Research at WIAS focuses on the following application areas:

- Nano- and Optoelectronics,
- Optimization and control in technology and economy,
- Materials modeling,
- Flow and transport,
- Conversion, storage and distribution of energy,
- Random phenomena in nature and economy.

Within these application areas, questions are investigated, that play a central role in the development of key technologies (e. g. materials science, manufacturing engineering, biomedical engineering), as well as applications in the economy (e. g. finances).

Services are not part of the tasks.

== Cooperation ==

WIAS cooperates closely with university and non-university institutions and is involved in numerous joint research projects, for which additional funds are raised within the framework of competition procedures (e. g. of the German Research Foundation or the European Commission.)

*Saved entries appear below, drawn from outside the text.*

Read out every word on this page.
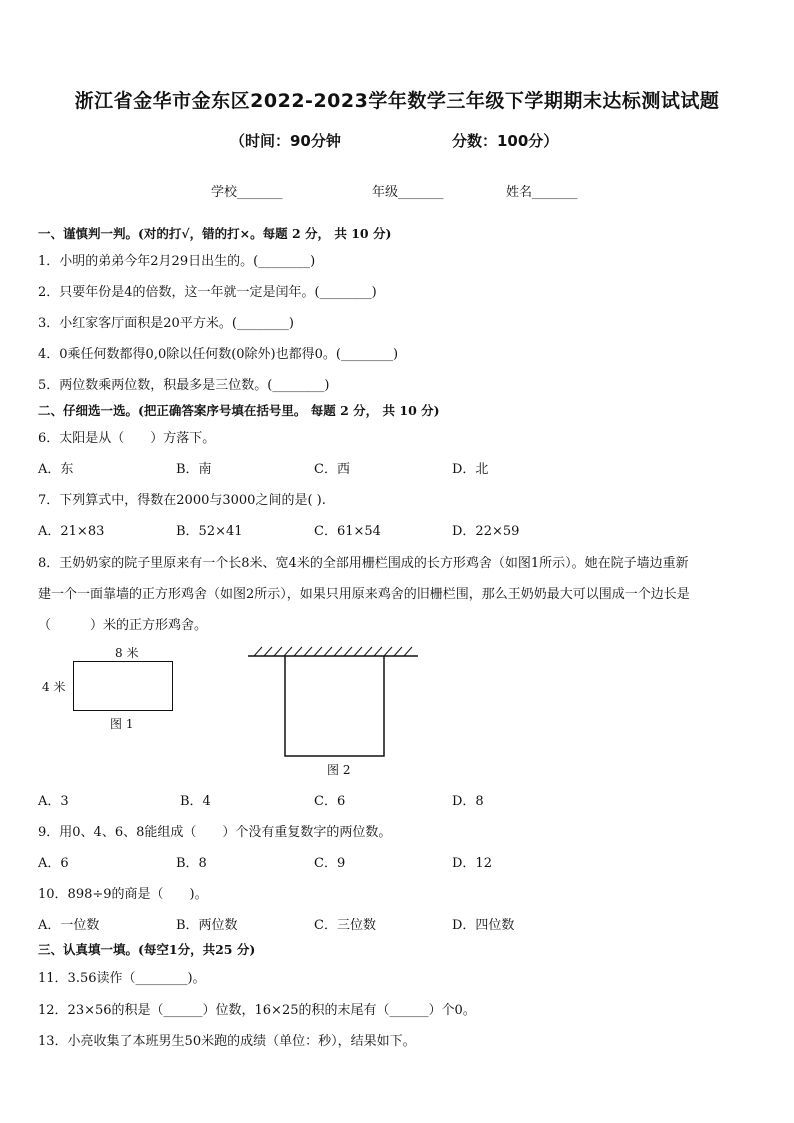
浙江省金华市金东区2022-2023学年数学三年级下学期期末达标测试试题
（时间：90分钟	分数：100分）
学校_______	年级_______	姓名_______
一、谨慎判一判。(对的打√，错的打×。每题 2 分， 共 10 分)
1．小明的弟弟今年2月29日出生的。(________)
2．只要年份是4的倍数，这一年就一定是闰年。(________)
3．小红家客厅面积是20平方米。(________)
4．0乘任何数都得0,0除以任何数(0除外)也都得0。(________)
5．两位数乘两位数，积最多是三位数。(________)
二、仔细选一选。(把正确答案序号填在括号里。 每题 2 分， 共 10 分)
6．太阳是从（　　）方落下。
A．东	B．南	C．西	D．北
7．下列算式中，得数在2000与3000之间的是( ).
A．21×83	B．52×41	C．61×54	D．22×59
8．王奶奶家的院子里原来有一个长8米、宽4米的全部用栅栏围成的长方形鸡舍（如图1所示）。她在院子墙边重新
建一个一面靠墙的正方形鸡舍（如图2所示），如果只用原来鸡舍的旧栅栏围，那么王奶奶最大可以围成一个边长是
（　　　）米的正方形鸡舍。
8 米
4 米
图 1
图 2
A．3	B．4	C．6	D．8
9．用0、4、6、8能组成（　　）个没有重复数字的两位数。
A．6	B．8	C．9	D．12
10．898÷9的商是（　　)。
A．一位数	B．两位数	C．三位数	D．四位数
三、认真填一填。(每空1分，共25 分)
11．3.56读作（________)。
12．23×56的积是（______）位数，16×25的积的末尾有（______）个0。
13．小亮收集了本班男生50米跑的成绩（单位：秒），结果如下。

Close relationships are maintained with the three Berlin universities, Humboldt University, Technical University and Free University, through cooperation contracts and six joint appeals based on these contracts. Together with the mathematical institutes of these universities and the Zuse Institute Berlin WIAS operates the Berlin mathematical center of excellence, MATHEON.

Within the Leibniz Association WIAS coordinates a network “Mathematical Modeling and Simulation”.

== Infrastructure ==

The total budget of the institute was 12.9 million euros in 2015, of which the federal and state governments, within the framework of the basic funding, financed 9.5 million euros equally. Approximately 150 people work at WIAS.